9 ay kiradaydım rahminde; sorgusuz, sualsiz, tasasız… Şimdi hayat boyu, (belki bir sonraki sonsuzluğa kadar) satın almak istesem yerimi, eski kiracına bir kıyak geçer misin anne?

9 ay kiradaydım rahminde; sorgusuz, sualsiz, tasasız… Şimdi hayat boyu, (belki bir sonraki sonsuzluğa kadar) satın almak istesem yerimi, eski kiracına bir kıyak geçer misin anne?
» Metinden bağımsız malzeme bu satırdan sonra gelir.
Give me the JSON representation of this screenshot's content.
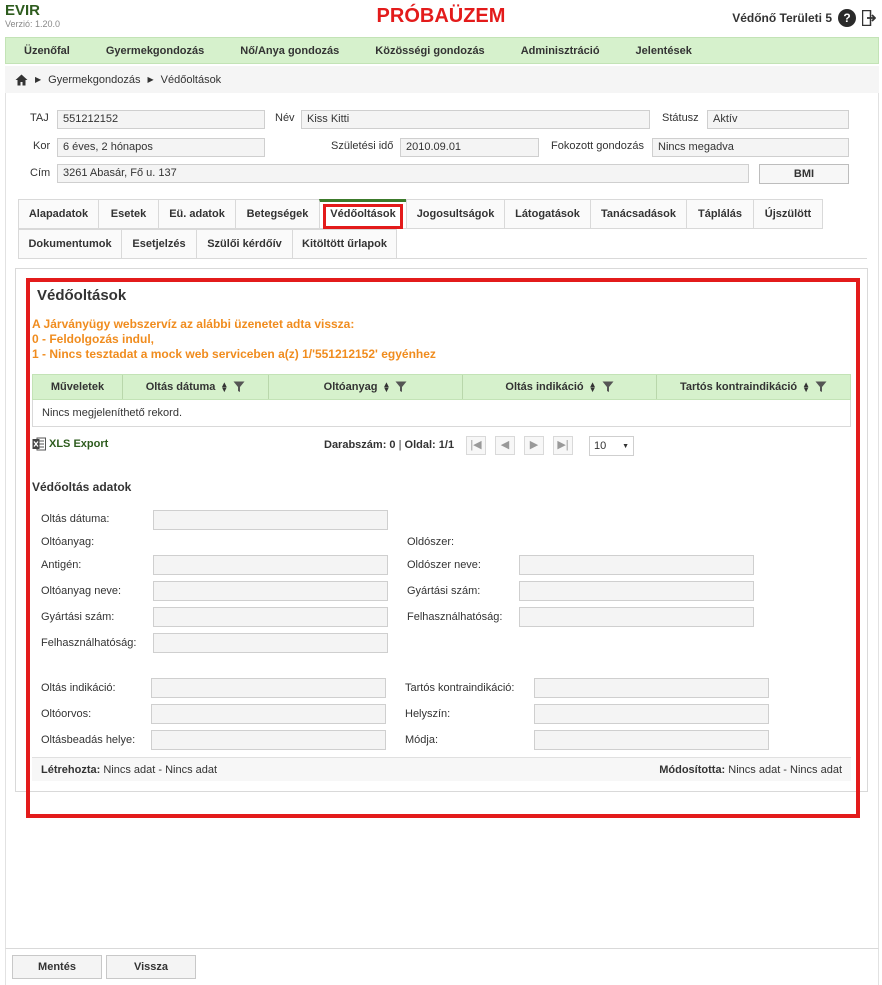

Sana söz olsun, (Kuran’ın üstüne de el basarım istersen) kapının önüne bile çıkmam… Parmaklarımın ucunda yürürüm… Çekerim perdelerimi… Beni kabul eden ve saygı duyan “ben”le aylar da geçer, yıllar da…
 
Ama şu dünyada “gün” bile geçmiyor anne... Eşcinselsin! diyor eli kalem tutan... Sapıksın sen! Dönmelisin çıktığın yere! Tonlarca ahkâmın altında bütün kaburgalarım kırık, nefesim kesiliyor anne!  Kalem sahibi rastgele sallarken kalemi beyaz sayfanın üzerinde, elinin gölgesi boğazıma yapışıyor, yutkunamıyorum anne!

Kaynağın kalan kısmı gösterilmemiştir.